Package shows: “Fred and Barney Meet the Thing”

Next on the “package show” hit parade is a look at “Fred and Barney Meet the Thing.” Debuting on NBC in September 1979, this package show consisted of 1979’s “The New Fred and Barney Show” plus “The Thing” of Marvel’s Fantastic Four fame. In December 1979, the show expanded to 90 minutes, folding in a half-hour show starring the Shmoo from the famed comic strip “Li’l Abner”; the whole thing was thus renamed “Fred and Barney Meet the Shmoo.” By any name, the package show was canceled in 1980, with the segments entering syndication as stand-alone shows.

Note the Bedrock gang never interacted with Thing or Shmoo in the show itself—only in the opening credits and some bumpers.

I’ll give my two cents on each individual segment below.

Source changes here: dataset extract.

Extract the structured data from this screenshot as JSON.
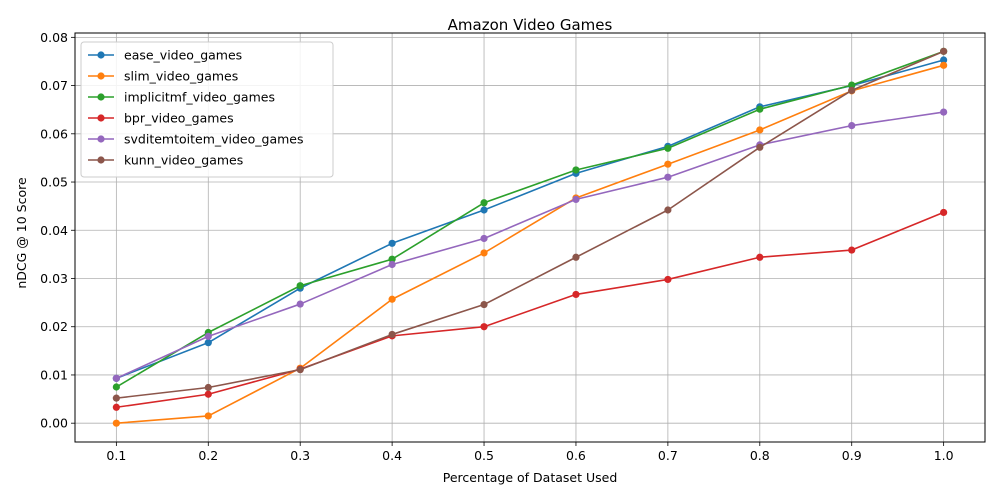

The New Fred and Barney Show

“The New Fred and Barney Show” debuted in February 1979 (before folded into “Meets the Thing/Shmoo”) and aired for 17 episodes. While the modern Stone Age family have been long-time Saturday morning mainstays, this was the first new Flintstones series since the early 70’s “Flintstone Comedy Show.” It also marks the first full series with Henry Corden voicing Fred, taking over from the late Alan Reed.

The show was meant to be a partial revival of the original series’ format; thus, Pebbles and Bamm-Bamm were preschoolers here. Even the theme song emphasized such (“it’s the same old gang you know…”). However, the show still changed things up, reflecting both the late 70s and being more aimed at children than the original series. A few episodes parodied then-current fads like CB radios or inflation concerns, while others featured our heroes meeting vampires and werewolves. The latter also happened in a Halloween special produced around this time.

Per the norm, the obligatory “prehistoric” gadgets were updated for the late 70s—the Flintstones now had a microwave oven (a fire-breathing dragon in a box), along with the aforementioned CB radios. One episode sees Fred feeling that “modern conveniences” are making everyone soft, and insists on taking everyone camping to “rough it”; of course, things don’t go as planned.

The 1980-81 TV season saw a new Flintstones series debut, “The Flintstone Comedy Show” (no relation to the early 70s incarnation).

Here’s the opening theme, which besides the core cast also features Hoppy and, interestingly, Snoots, Bamm-Bamm’s pet miniature triceratops from the teenage-years-set “Pebbles and Bamm-Bamm Show”:

The Thing

Hanna-Barbera did a Fantastic Four animated series in 1967; the team also appeared again in a 1978 series produced by DePatie-Freleng. However, while those two shows were fairly faithful (HERBIE the robot aside), the Thing’s own show took quite a few liberties. In this show, Ben Grimm was a skinny teenager who could turn into the Thing (who sounded like comedian Jimmy Durante) by slamming together two magic “Thing Rings” and saying “Thing Ring, do your thing!” He’d use his abilities to help his friends solve mysteries and take care of various threats/nuisances. The rest of the Fantastic Four don’t appear in this series at all.

There were 26 11-minute segments produced; after the show’s cancellation, Ben Grimm wouldn’t be seen again in animation until a 1994 “Fantastic Four” series.

This is definitely an odd spin-off—have to wonder why they bothered licensing the rights to the Thing at all given the big changes made. The comics themselves did eventually reference this show; a 2012 comic saw Darla Deering, an ex-girlfriend of Johnny Storm’s, fill in for a time with the then-missing Fantastic Four. Darla used the Thing Rings (and an exoskeleton) to gain the Thing’s powers.

I couldn’t find a Thing-specific opening, but here’s the opening for “Fred and Barney Meets the Thing” as a whole:

The New Shmoo

“The New Shmoo” was, like the Thing above, only loosely based on the comic from which it came. In Hanna-Barbera’s version, the Shmoo could shape-shift into various objects, but lacked the comic version’s other abilities. The Shmoo hung out with a group of teens, doing—what else?—helping them solve mysteries and fight crime. Al Capp fans likely weren’t pleased.

After this show’s cancellation, the Shmoo appeared in 1980’s “The Flintstone Comedy Show,” as a part-time Bedrock police officer alongside Fred and Barney.

Here’s the show’s opening:

On DVD/digital video

None of the above stand-alone shows are available on DVD or digital video. On top of that, I’m not sure how the Thing would be handled; the Thing/the Fantastic Four are owned by Disney, who own Marvel Comics. However, Time Warner owns Hanna-Barbera, as well as Marvel’s long-time rival, DC Comics.